The slow guy took ##T## time. The better one did the same distance ##x## in ##0.8T##. You correctly observed that in this instance, ##x=\frac{1}{2}at^2##. We have two equivalent ##x##'s since they ran the same distance. Let's carefully label our accelerations, ##a_1## for the slow guy and ##a_2## for the fast one. Now
$$\frac{1}{2}a_1 T^2=\frac{1}{2} a_2 (0.8T)^2$$
Which easily simplifies to ##a_1=0.64a_2##. Since we want ##\frac{a_1}{a_2}##, we can just rearrange and find that ##\frac{a_1}{a_2}=0.64=16/25##.
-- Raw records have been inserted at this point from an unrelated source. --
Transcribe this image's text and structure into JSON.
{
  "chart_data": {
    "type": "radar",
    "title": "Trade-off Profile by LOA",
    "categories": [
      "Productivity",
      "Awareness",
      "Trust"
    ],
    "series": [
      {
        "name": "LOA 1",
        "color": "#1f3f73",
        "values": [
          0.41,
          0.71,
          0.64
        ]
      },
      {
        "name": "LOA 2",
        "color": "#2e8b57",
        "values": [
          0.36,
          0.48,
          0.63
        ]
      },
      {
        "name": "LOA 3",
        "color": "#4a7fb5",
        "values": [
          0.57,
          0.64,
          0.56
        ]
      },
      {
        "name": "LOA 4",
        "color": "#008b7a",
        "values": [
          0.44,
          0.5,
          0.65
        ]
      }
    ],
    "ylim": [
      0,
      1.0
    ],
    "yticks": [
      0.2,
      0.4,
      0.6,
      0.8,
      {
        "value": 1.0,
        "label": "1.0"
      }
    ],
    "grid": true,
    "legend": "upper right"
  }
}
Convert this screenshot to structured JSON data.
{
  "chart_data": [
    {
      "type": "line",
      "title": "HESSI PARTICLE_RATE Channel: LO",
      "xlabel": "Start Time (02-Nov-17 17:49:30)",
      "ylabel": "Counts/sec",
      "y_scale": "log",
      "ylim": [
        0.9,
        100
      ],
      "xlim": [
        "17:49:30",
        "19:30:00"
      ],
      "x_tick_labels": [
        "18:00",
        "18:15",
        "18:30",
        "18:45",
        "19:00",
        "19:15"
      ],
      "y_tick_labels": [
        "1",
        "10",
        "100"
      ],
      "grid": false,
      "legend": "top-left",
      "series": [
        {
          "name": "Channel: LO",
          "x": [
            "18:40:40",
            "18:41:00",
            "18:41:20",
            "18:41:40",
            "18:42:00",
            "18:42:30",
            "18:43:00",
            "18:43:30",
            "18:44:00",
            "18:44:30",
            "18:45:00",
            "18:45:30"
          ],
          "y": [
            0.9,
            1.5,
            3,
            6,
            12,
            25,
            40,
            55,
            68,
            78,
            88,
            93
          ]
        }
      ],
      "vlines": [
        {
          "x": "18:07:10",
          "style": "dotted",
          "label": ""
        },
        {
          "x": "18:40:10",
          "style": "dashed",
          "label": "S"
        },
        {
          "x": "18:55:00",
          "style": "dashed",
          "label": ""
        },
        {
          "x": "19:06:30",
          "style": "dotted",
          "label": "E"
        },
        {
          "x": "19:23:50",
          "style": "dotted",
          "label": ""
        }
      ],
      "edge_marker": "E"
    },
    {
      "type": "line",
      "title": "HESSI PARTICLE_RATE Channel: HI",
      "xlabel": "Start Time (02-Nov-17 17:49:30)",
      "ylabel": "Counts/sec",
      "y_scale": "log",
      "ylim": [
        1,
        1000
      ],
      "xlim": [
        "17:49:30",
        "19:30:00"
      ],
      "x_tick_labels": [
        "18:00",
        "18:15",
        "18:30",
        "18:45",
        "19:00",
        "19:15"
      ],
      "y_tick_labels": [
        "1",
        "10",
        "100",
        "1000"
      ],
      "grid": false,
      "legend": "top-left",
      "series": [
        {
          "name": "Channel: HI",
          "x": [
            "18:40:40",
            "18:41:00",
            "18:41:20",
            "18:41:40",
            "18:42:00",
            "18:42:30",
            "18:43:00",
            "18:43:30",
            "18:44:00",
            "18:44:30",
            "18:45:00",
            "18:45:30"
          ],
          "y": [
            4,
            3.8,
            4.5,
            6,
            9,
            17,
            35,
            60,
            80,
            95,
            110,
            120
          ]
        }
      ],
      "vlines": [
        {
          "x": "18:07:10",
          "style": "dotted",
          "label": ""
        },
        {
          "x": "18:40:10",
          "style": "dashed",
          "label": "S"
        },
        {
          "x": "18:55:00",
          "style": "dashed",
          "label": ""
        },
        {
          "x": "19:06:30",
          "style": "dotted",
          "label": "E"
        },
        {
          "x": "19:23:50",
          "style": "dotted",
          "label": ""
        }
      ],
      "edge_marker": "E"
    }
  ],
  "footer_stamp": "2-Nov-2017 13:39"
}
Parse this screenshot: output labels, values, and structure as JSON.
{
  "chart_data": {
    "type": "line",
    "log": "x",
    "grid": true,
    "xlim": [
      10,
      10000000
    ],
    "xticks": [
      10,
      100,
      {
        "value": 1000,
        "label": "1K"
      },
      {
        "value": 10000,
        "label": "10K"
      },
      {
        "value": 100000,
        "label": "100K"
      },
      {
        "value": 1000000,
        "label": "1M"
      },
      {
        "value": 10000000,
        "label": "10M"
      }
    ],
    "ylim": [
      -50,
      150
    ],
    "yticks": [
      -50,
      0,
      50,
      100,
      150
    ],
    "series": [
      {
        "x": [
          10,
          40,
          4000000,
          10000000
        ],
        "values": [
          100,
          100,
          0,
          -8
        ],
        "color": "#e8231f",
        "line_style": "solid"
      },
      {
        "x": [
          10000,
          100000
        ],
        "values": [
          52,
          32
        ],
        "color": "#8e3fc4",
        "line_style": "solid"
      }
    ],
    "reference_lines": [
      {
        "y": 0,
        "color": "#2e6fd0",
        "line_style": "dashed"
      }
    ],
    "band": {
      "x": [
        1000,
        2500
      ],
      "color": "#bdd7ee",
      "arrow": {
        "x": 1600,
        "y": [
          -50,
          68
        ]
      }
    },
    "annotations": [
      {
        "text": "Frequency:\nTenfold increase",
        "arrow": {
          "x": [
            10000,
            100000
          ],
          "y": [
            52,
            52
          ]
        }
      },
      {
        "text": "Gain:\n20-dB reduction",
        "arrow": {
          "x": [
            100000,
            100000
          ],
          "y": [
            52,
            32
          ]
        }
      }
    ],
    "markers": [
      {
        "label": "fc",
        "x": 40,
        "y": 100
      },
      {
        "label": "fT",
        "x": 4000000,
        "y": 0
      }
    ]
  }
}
When questions ask for the ratio of the same variable in different conditions, it's very useful to think about how that variable scales in its appropriate equation. For example, since time squared runs proportional to acceleration, this problem becomes immediate. I knew the answer was either ##16/25## or ##25/16## but I used logic to sort out which it would be by considering which person's acceleration was greater. So you need to work on thinking about your variables logically. The biggest piece of advice I can give you for physics is that you should be actively applying "physics thinking" to the algebra part. What I mean is that you can't expect to just set up equations using physics and then only use algebra. This works fine with basic problems, but as you get more advanced you will need to be following your algebra with much more than just a mathematical eye. This will motivate more complicated solutions, especially when you're struggling to find useful substitutions.